Planter des graines sans se planter
Reste qu’à force de vouloir se mettre en tension, certains vont jusqu’au claquage. Autour de la table-ronde, tous les intervenants ont à l’esprit la récente débandade de Danone, dont l’échec du PDG déchu sonne comme un rappel. Ce qui s’est passé, en l'occurrence, est une histoire de gros sous. Depuis 2014 qu’Emmanuel Faber est aux manettes de Danone, le cours de Bourse de la marque n’a bougé que de +3% quand ceux des concurrents - Nestlé et Unilever - ont respectivement sauté à +45% et +70%. « Plus globalement, le monde de la finance globale marche sur la tête, conclut Fatima Bellaredj.

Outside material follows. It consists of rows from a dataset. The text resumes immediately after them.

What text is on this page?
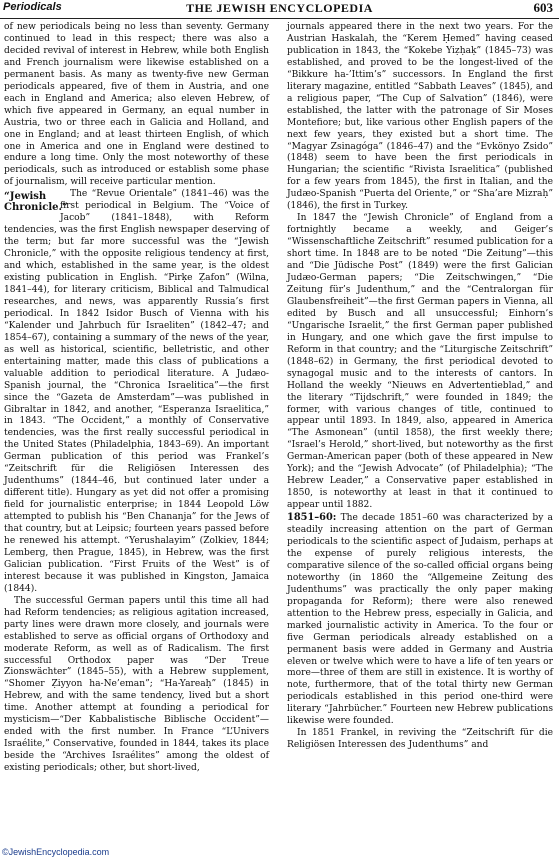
Periodicals	THE JEWISH ENCYCLOPEDIA	603

of new periodicals being no less than seventy. Germany continued to lead in this respect; there was also a decided revival of interest in Hebrew, while both English and French journalism were likewise established on a permanent basis. As many as twenty-five new German periodicals appeared, five of them in Austria, and one each in England and America; also eleven Hebrew, of which five appeared in Germany, an equal number in Austria, two or three each in Galicia and Holland, and one in England; and at least thirteen English, of which one in America and one in England were destined to endure a long time. Only the most noteworthy of these periodicals, such as introduced or establish some phase of journalism, will receive particular mention.

“Jewish Chronicle.”

The “Revue Orientale” (1841–46) was the first periodical in Belgium. The “Voice of Jacob” (1841–1848), with Reform tendencies, was the first English newspaper deserving of the term; but far more successful was the “Jewish Chronicle,” with the opposite religious tendency at first, and which, established in the same year, is the oldest existing publication in English. “Pirḳe Ẓafon” (Wilna, 1841–44), for literary criticism, Biblical and Talmudical researches, and news, was apparently Russia’s first periodical. In 1842 Isidor Busch of Vienna with his “Kalender und Jahrbuch für Israeliten” (1842–47; and 1854–67), containing a summary of the news of the year, as well as historical, scientific, belletristic, and other entertaining matter, made this class of publications a valuable addition to periodical literature. A Judæo-Spanish journal, the “Chronica Israelitica”—the first since the “Gazeta de Amsterdam”—was published in Gibraltar in 1842, and another, “Esperanza Israelitica,” in 1843. “The Occident,” a monthly of Conservative tendencies, was the first really successful periodical in the United States (Philadelphia, 1843–69). An important German publication of this period was Frankel’s “Zeitschrift für die Religiösen Interessen des Judenthums” (1844–46, but continued later under a different title). Hungary as yet did not offer a promising field for journalistic enterprise; in 1844 Leopold Löw attempted to publish his “Ben Chananja” for the Jews of that country, but at Leipsic; fourteen years passed before he renewed his attempt. “Yerushalayim” (Zolkiev, 1844; Lemberg, then Prague, 1845), in Hebrew, was the first Galician publication. “First Fruits of the West” is of interest because it was published in Kingston, Jamaica (1844).

The successful German papers until this time all had had Reform tendencies; as religious agitation increased, party lines were drawn more closely, and journals were established to serve as official organs of Orthodoxy and moderate Reform, as well as of Radicalism. The first successful Orthodox paper was “Der Treue Zionswächter” (1845–55), with a Hebrew supplement, “Shomer Ẓiyyon ha-Ne’eman”; “Ha-Yareaḥ” (1845) in Hebrew, and with the same tendency, lived but a short time. Another attempt at founding a periodical for mysticism—“Der Kabbalistische Biblische Occident”—ended with the first number. In France “L’Univers Israélite,” Conservative, founded in 1844, takes its place beside the “Archives Israélites” among the oldest of existing periodicals; other, but short-lived,

journals appeared there in the next two years. For the Austrian Haskalah, the “Kerem Ḥemed” having ceased publication in 1843, the “Kokebe Yiẓḥaḳ” (1845–73) was established, and proved to be the longest-lived of the “Bikkure ha-’Ittim’s” successors. In England the first literary magazine, entitled “Sabbath Leaves” (1845), and a religious paper, “The Cup of Salvation” (1846), were established, the latter with the patronage of Sir Moses Montefiore; but, like various other English papers of the next few years, they existed but a short time. The “Magyar Zsinagóga” (1846–47) and the “Evkönyo Zsido” (1848) seem to have been the first periodicals in Hungarian; the scientific “Rivista Israelitica” (published for a few years from 1845), the first in Italian, and the Judæo-Spanish “Puerta del Oriente,” or “Sha’are Mizraḥ” (1846), the first in Turkey.

In 1847 the “Jewish Chronicle” of England from a fortnightly became a weekly, and Geiger’s “Wissenschaftliche Zeitschrift” resumed publication for a short time. In 1848 are to be noted “Die Zeitung”—this and “Die Jüdische Post” (1849) were the first Galician Judæo-German papers; “Die Zeitschwingen,” “Die Zeitung für’s Judenthum,” and the “Centralorgan für Glaubensfreiheit”—the first German papers in Vienna, all edited by Busch and all unsuccessful; Einhorn’s “Ungarische Israelit,” the first German paper published in Hungary, and one which gave the first impulse to Reform in that country; and the “Liturgische Zeitschrift” (1848–62) in Germany, the first periodical devoted to synagogal music and to the interests of cantors. In Holland the weekly “Nieuws en Advertentieblad,” and the literary “Tijdschrift,” were founded in 1849; the former, with various changes of title, continued to appear until 1893. In 1849, also, appeared in America “The Asmonean” (until 1858), the first weekly there; “Israel’s Herold,” short-lived, but noteworthy as the first German-American paper (both of these appeared in New York); and the “Jewish Advocate” (of Philadelphia); “The Hebrew Leader,” a Conservative paper established in 1850, is noteworthy at least in that it continued to appear until 1882.

1851–60: The decade 1851–60 was characterized by a steadily increasing attention on the part of German periodicals to the scientific aspect of Judaism, perhaps at the expense of purely religious interests, the comparative silence of the so-called official organs being noteworthy (in 1860 the “Allgemeine Zeitung des Judenthums” was practically the only paper making propaganda for Reform); there were also renewed attention to the Hebrew press, especially in Galicia, and marked journalistic activity in America. To the four or five German periodicals already established on a permanent basis were added in Germany and Austria eleven or twelve which were to have a life of ten years or more—three of them are still in existence. It is worthy of note, furthermore, that of the total thirty new German periodicals established in this period one-third were literary “Jahrbücher.” Fourteen new Hebrew publications likewise were founded.

In 1851 Frankel, in reviving the “Zeitschrift für die Religiösen Interessen des Judenthums” and

©JewishEncyclopedia.com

On fait la course au produit le moins cher possible, et après on s’étonne que les usines délocalisent ».
Pour éviter un tel incident, chacun sa recette. Épaulé par le fond à impact Citizen Capital, Emery Jacquillat s’assure en permanence que la performance économique reste au service de l’impact. Audrey Cavalier, elle, mentionne le nouveau fonds d’investissement vert et participatif Coopventure et l’accélérateur de croissance des entreprises de l'ESS Alterventure. « En choisissant des partenaires qui nous ressemblent, on peut avancer dans une croissance maîtrisée ». Sans compter que de nouvelles solutions ne vont cesser de voir le jour, car si elle reste pour l’heure une goutte d’eau dans l’océan du monde financier, la finance à impact grandit de 50% chaque année. La simple existence du pionnier de l’investissement à impact INCO Ventures, qui conseille et gère plus de 200 millions d'euros d’investissement dans les start-ups et entreprises de l’économie inclusive et durable, en est bien la preuve.